The authors of the letter indicate that their request is a follow-up to a GAO report, issued on May 23, 2017, entitled “Emerging Infectious Diseases: Actions Needed to Address the Challenges of Responding to Zika Virus Disease Outbreaks.” In the report, the GAO notes that, “Modeling and simulation studies that accurately estimate the number of disease cases in a population or predict cases of a disease can improve planning and allocating scarce public health resources.”

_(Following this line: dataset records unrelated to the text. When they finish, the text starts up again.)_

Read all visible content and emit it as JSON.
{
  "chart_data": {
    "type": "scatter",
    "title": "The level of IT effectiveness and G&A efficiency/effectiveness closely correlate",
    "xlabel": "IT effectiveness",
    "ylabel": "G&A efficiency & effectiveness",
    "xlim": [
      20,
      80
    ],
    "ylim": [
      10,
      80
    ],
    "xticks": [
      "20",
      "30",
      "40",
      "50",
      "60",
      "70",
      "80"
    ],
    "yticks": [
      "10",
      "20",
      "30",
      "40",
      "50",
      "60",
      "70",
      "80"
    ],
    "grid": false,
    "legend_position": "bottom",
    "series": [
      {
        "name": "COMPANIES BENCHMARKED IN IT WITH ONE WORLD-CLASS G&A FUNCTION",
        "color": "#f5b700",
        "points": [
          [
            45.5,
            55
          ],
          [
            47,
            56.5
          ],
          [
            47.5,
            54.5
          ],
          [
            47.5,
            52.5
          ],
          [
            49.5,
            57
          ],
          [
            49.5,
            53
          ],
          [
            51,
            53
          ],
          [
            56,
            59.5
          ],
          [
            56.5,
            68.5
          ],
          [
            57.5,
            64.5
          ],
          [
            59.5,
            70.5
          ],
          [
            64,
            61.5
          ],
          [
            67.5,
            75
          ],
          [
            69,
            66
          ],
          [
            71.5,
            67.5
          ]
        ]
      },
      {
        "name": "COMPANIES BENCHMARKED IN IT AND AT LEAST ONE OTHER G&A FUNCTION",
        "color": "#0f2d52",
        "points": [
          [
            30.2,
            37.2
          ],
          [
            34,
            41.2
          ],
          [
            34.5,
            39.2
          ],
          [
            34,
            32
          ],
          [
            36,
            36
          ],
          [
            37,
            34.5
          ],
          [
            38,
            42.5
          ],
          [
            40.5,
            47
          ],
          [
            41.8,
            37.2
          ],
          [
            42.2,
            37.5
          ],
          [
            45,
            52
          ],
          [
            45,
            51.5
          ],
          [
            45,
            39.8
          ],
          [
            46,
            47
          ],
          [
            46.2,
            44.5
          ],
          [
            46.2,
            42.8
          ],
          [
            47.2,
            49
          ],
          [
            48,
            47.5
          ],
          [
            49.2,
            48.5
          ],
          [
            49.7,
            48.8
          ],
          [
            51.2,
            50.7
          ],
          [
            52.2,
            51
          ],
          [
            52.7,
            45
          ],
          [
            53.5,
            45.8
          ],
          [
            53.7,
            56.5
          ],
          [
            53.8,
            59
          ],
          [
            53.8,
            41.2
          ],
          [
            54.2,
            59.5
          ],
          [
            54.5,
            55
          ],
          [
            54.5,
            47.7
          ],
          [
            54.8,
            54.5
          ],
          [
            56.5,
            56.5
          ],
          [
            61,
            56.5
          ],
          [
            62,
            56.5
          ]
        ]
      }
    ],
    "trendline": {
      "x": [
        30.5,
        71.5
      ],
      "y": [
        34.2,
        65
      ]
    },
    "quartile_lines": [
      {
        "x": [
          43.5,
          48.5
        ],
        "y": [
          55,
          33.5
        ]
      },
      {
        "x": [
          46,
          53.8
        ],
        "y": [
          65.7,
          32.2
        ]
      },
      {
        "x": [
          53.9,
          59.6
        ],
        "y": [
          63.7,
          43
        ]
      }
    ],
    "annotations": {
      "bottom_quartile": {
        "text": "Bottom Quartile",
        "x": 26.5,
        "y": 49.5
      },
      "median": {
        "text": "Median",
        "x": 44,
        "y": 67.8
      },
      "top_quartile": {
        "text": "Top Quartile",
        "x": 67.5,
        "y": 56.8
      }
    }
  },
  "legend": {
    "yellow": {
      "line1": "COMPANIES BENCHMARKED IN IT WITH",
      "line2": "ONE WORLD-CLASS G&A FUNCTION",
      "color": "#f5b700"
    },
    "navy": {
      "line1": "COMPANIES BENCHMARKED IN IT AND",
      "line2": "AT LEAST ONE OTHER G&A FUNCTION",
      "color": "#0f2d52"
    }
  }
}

However, the same GAO report quotes another analysis, published in December 2016 in the Journal of Infectious Diseases (JID), that describes the barriers to implementing such data-based predictive models that exist at present. The authors of the JID paper highlight shortcomings in the available data supporting effective model development, the lack of understanding of the utility of currently validated predictive models, and the need for better understanding of the “science of disease emergence… [and] transmission.”

With these challenges in mind, the members of the US House of Representatives have requested that the GAO assess “to what extent, if any, federal agencies [have] used predictive models to inform planning or policy… [or] regulatory decisions related to medical countermeasure development [and] what role(s)… the federal government [has] in producing emerging infectious disease prediction models.” In addition, the House Energy and Commerce Committee members would like to know how “medical product sponsors” (ie, industry) have used modeling or simulation in product development and what steps, if any, various relevant federal agencies have taken, to date, to validate predictive models for infectious disease outbreaks.

Within the context of Zika virus, the GAO’s May report noted that, “CDC has not been able to predict how much the Zika virus will spread in the continental United States. CDC officials told us that there was no epidemiologic model that looked at both types of transmission together—sexual and mosquito-borne. In addition, there are several major assumptions that need to be made for descriptive and predictive modeling of the Zika virus, including the number of infections and the overall number of pregnant women. CDC officials told us that as of October 2016, many uncertainties remained for Zika virus modeling.”

Now, perhaps, some of those uncertainties will be addressed—with the muscle (and money) of Congress behind efforts to do so.

Brian P. Dunleavy is a medical writer and editor based in New York. His work has appeared in numerous healthcare-related publications. He is the former editor of Infectious Disease Special Edition.